Kosmogonia is a composition by Krzysztof Penderecki.

Kosmogonia (derived from cosmos) was commissioned by and in celebration of the United Nations twenty-fifth anniversary. It was then performed (on October 24, 1970) at the United Nations Headquarters in New York with Zubin Mehta, the choir of Rutgers University and the Los Angeles Philharmonic Orchestra. Penderecki composed the work in his then avant-garde style.

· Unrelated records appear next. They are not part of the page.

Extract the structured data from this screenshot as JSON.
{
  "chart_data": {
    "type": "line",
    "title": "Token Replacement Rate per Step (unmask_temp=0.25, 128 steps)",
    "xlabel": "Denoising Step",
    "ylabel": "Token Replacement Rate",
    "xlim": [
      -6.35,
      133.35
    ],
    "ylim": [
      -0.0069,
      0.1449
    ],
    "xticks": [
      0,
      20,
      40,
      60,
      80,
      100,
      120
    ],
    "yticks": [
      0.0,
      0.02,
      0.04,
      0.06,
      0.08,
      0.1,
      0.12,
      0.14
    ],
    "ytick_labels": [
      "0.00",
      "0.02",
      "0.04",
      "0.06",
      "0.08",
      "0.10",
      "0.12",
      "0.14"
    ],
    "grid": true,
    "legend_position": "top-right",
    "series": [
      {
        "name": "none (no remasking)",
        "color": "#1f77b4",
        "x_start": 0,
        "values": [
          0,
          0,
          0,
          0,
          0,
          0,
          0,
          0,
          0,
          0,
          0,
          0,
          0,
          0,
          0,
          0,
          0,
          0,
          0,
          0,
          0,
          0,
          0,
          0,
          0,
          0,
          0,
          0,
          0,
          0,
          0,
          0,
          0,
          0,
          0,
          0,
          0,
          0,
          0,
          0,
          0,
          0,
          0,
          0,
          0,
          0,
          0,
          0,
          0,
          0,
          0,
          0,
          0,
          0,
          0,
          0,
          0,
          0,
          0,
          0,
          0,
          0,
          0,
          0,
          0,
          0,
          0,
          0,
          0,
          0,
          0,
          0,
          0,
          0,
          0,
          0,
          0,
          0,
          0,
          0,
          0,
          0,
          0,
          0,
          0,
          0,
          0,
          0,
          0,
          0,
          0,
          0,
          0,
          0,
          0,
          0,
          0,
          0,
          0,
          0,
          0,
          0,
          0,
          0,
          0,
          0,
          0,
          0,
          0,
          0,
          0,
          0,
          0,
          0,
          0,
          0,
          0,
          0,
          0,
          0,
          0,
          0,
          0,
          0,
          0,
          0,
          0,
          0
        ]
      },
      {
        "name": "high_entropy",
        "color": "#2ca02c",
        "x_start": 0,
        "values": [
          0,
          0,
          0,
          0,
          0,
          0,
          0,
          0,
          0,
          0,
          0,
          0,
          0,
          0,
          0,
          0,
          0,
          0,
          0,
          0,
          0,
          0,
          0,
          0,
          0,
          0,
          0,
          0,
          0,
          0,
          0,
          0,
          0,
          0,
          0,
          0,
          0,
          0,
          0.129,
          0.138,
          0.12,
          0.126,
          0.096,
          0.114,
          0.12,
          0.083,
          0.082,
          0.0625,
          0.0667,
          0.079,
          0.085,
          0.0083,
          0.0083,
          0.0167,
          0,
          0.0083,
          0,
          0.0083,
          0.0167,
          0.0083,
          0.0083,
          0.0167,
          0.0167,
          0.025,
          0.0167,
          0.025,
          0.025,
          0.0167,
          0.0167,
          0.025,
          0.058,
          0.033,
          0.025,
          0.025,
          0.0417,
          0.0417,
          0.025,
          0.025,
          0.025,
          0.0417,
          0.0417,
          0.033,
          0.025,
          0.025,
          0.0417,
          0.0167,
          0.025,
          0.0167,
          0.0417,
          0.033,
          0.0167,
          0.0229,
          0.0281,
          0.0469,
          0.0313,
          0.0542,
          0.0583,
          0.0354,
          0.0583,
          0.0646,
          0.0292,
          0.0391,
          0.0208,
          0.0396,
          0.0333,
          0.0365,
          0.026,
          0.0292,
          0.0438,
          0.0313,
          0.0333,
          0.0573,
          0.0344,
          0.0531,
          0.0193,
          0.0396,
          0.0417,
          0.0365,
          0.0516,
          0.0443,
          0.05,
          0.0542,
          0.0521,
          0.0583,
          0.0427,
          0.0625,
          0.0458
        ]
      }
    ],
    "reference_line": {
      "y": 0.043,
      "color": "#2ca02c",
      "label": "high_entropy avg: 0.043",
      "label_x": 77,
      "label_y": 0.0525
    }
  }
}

The work is written for an extensive line-up, both in choir and in orchestra:
- soloists: soprano, tenor and bass
- mixed choir: sopranos, altos, tenors, baritones
- 4 flutes, of which 2 also piccolo, 4 oboes, 3 clarinets, 1 bass clarinets, 3 bassoons, 1 contra bassoon, 2 alto saxophones, 1 baritone saxophone
- 6 horns, 4 trumpets, 4 trombones, 2 tubas
- 4 male / female percussion, bass guitar, harp, celesta, harmonium, piano, organ
- 24 violins, 10 violas, 10 cellos and 8 double bass

The work was put on LP soon after the premiere by the Polish National Radio Symphony Orchestra with choir conducted by Andrzej Markowski. The next recording of this piece was released in a continuous retrospective by the composer in 2012.